A fundação ainda não divulgou em quais projetos está trabalhando, mas uma reportagem do MIT Technoloy Review aponta que estão nos planos investir em uma tecnologia de reversão de idade e em um teste, com milhares de idosos, do medicamento para diabetes metformina.
Moradias inteligentes e conectadas
Se antes os mais velhos tinham muitos filhos e netos que poderiam exercer a função de cuidadores, hoje isso não é mais a regra. As famílias a cada ano ficam menores e, diante disso, a questão da política de moradia ganhou relevância. No Brasil, já são mais de 4 milhões de 60+ que vivem sozinhos, de acordo com o IBGE. Só na cidade de São Paulo, são mais 290 mil pessoas, e dessas, 22.680 têm mais de 90 anos.
“Com o envelhecimento, a tendência é que tenhamos um aumento nos casos de doenças crônicas, degenerativas e cânceres. Isso significa que teremos de desenvolver novas estratégias visando a promoção de saúde e a prevenção dessas enfermidades. E, nesse sentido, as moradias inteligentes e conectadas farão a diferença. Elas serão a unidade funcional para a gestão da qualidade de vida”, avalia Chao Lung Wen, chefe da disciplina de Telemedicina da Faculdade de Medicina da Universidade de São Paulo (FMUSP) e líder do Grupo USP de Pesquisa em Telemedicina, Educação Digital e Saúde Conectada.

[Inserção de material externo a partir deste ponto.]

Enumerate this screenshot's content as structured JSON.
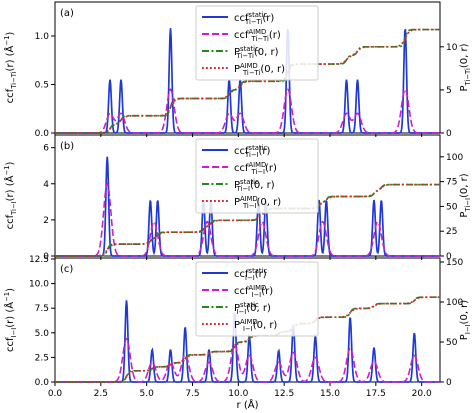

Este tipo de habitação, explica o professor, deverá contar com estações de tele home care (ou telecuidado domiciliar) para facilitar o contato entre o paciente e o profissional de saúde e promover o acompanhamento à distância; robôs de telepresença, inclusive para que os familiares possam participar mais ativamente do dia a dia dos idosos; e aparelhos e sensores que promovem, por exemplo, o monitoramento dos sinais vitais.
No caso dos condomínios de casas ou prédios, eles ainda poderão ser equipados com health center, espaços de convivência e hobby, estruturas de incentivo à prática de atividade física e até mesmo áreas humanizadas focadas no fim da vida.
“Precisamos cada vez mais oferecer às pessoas um ambiente saudável para que elas adotem um novo estilo de vida e possam viver os anos a mais com independência e autonomia. Os arquitetos e os engenheiros têm de fazer parte dessa cadeia de cuidado”, indica Chao. “Num primeiro momento, as casas inteligentes e conectadas focadas em promoção da saúde e bem-estar acabam sendo voltadas para quem tem melhor poder aquisitivo, contudo, com o barateamento das tecnologias e o avanço do 5G, não tenho dúvidas de que em breve também farão parte da estratégia pública de saúde”, completa o professor.